転職や昇給を見据え、地道にスキルアップをはかることも大切です。
3.2 国民年金の受給額をアップさせる方法
国民年金は、保険料の納付月数で受給額が決まります。
過去に未納分がある方や学生の間に猶予を受けていた方は、一定の期間内であれば追納できます。

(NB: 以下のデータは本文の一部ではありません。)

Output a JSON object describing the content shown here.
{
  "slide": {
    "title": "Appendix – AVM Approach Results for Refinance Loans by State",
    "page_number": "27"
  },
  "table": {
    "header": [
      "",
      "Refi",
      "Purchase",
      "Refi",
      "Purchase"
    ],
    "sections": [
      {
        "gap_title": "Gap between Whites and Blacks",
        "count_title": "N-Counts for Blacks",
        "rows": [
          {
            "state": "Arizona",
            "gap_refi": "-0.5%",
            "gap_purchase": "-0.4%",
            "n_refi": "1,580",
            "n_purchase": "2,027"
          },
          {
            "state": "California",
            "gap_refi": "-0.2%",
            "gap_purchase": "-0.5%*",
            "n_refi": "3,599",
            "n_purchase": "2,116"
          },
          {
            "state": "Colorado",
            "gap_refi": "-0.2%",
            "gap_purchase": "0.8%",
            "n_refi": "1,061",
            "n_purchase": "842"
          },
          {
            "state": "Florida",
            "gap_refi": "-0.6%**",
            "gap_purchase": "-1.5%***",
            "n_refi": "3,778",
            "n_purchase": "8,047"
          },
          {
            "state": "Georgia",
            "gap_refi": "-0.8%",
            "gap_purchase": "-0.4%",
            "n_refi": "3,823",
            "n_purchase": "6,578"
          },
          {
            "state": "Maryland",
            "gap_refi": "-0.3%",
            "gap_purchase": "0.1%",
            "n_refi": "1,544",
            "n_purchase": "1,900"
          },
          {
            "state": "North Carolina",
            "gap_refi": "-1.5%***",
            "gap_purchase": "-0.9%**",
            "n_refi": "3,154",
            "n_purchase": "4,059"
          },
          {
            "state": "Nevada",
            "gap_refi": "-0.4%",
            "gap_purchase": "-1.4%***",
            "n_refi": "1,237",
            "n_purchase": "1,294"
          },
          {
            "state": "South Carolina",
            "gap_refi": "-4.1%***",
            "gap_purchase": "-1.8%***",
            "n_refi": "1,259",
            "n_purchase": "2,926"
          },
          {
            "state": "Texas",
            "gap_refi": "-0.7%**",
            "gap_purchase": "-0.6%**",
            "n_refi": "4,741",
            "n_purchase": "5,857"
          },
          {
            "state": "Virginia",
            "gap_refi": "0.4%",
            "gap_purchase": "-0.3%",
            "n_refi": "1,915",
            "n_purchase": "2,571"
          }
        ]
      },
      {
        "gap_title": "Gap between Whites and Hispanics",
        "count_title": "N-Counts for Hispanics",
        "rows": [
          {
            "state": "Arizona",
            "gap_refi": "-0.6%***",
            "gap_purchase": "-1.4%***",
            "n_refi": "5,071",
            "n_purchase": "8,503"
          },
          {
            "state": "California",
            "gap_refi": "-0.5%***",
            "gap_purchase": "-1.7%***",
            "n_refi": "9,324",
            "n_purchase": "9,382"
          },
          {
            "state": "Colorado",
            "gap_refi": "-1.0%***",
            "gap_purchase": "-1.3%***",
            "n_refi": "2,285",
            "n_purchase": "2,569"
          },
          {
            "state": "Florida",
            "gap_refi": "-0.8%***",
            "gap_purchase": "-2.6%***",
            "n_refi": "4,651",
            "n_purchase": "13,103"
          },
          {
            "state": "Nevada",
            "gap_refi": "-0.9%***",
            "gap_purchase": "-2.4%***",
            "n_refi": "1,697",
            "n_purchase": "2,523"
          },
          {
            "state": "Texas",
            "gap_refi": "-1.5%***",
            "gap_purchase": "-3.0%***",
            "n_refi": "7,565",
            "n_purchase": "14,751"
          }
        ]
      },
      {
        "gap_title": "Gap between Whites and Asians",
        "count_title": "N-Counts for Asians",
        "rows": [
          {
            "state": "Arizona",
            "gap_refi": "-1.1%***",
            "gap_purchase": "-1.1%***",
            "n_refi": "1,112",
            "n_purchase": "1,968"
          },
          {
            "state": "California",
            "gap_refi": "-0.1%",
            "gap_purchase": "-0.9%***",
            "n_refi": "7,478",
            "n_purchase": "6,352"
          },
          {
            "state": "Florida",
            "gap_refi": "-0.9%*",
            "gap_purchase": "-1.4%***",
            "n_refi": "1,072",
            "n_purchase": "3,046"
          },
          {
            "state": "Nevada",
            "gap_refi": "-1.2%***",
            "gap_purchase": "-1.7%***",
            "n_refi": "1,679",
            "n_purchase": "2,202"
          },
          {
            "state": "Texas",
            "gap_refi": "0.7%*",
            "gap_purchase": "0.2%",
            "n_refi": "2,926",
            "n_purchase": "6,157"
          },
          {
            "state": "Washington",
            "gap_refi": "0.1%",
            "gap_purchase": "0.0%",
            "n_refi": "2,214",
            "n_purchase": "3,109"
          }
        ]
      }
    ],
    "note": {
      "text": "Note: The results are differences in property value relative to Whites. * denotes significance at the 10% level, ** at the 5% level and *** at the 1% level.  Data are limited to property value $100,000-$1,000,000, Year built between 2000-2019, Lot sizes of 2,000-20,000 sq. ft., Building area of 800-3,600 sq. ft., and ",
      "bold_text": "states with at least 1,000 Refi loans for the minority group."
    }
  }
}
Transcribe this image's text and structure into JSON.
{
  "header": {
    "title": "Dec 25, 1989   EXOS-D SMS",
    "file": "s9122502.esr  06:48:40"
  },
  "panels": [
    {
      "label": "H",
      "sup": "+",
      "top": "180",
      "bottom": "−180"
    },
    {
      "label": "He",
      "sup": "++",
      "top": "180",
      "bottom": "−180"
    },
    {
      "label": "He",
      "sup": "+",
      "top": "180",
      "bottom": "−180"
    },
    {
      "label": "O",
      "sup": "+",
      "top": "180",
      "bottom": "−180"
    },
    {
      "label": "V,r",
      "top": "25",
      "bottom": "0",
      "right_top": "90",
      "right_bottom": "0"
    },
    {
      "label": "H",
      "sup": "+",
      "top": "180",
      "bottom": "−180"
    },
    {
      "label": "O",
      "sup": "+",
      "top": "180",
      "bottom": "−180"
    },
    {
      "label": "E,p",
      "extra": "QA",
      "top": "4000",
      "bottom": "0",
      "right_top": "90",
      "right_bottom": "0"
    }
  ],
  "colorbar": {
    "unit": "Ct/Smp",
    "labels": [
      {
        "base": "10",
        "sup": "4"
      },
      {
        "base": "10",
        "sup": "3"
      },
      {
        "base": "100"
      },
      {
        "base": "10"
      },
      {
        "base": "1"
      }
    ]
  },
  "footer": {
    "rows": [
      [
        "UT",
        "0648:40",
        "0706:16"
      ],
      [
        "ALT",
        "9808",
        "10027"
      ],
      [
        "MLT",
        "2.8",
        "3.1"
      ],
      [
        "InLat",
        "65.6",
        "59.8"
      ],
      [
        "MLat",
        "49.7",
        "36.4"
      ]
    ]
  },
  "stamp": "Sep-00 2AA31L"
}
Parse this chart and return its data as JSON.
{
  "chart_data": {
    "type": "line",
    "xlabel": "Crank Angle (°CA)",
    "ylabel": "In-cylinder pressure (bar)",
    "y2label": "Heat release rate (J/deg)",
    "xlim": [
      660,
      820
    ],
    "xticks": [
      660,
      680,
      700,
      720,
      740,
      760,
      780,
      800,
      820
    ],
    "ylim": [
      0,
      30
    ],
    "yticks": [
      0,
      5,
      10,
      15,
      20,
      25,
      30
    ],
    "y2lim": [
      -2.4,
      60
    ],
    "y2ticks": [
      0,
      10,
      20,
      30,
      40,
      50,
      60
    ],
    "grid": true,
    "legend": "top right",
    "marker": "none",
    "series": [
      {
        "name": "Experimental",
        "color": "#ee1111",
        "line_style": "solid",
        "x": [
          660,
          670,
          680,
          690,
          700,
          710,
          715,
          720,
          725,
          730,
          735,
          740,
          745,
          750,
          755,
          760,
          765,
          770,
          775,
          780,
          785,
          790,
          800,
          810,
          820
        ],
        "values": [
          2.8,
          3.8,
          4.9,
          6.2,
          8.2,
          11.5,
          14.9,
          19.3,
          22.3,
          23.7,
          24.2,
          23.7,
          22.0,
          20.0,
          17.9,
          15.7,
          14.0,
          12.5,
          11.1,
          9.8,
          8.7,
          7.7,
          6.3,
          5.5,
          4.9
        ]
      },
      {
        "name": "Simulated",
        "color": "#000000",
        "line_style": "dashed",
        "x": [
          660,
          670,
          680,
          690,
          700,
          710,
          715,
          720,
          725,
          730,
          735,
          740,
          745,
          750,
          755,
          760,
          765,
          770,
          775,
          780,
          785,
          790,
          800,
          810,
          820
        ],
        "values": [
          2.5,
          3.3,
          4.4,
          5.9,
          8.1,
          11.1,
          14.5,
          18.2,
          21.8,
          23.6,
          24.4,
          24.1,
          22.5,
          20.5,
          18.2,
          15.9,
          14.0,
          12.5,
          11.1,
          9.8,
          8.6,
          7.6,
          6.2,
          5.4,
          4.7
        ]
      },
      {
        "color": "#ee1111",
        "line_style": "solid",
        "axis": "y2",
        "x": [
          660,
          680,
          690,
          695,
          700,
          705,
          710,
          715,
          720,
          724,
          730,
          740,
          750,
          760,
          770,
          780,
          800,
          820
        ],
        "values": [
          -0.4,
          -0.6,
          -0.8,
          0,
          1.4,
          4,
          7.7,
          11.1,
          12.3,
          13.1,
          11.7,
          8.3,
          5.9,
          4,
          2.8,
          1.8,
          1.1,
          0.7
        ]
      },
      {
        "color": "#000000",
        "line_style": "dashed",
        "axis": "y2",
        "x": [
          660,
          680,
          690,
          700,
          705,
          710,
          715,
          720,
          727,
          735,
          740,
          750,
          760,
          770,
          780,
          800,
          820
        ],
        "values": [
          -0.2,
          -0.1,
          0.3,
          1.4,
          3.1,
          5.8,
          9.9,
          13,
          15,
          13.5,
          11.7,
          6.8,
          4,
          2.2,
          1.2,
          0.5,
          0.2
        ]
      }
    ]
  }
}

追納できる期間をねんきんネット等で確認し、追納を検討してみましょう。
自営業者で国民年金しか無いという方は、国民年金基金や付加保険料の納付で年金額をあげることも可能です。
3.3 繰下げ受給で受給額をアップさせる方法
厚生年金も国民年金も、65歳より後に受給開始とすることで、受給額を増額させることができます。これを年金の繰下げ受給といいます。
1ヵ月繰り下げるごとに0.7%増えるので、最大10年で84%も増やせる計算になります。
例えば月額10万円の方が75歳まで繰り下げれば、18万4000円にまで増やせます。
ただし、年金受給までは収入がないので働き続けることが必要です。
万が一働けなくなった場合のリスクにも、しっかり備える必要がある点に注意しましょう。
4. 老後2000万円問題は個人で異なる
老後2000万円問題や最新の年金受給額について解説しました。
2000万円の試算根拠を知ることで、全員にはあてはまらない数字であることがわかりました。
数字だけが独り歩きしていますが、個々で老後のシミュレーションをすることが重要です。
特に、主な収入源となる年金額は個人差が激しいものです。
まずは年金の見込額を知り、「年金だけで暮らしたい」と思う場合は年金をアップさせる方法を検討してみましょう。
余裕のある老後を迎えたい場合、やはり貯蓄という備えは心強くなります。今からコツコツ準備を始めてみてはいかがでしょうか。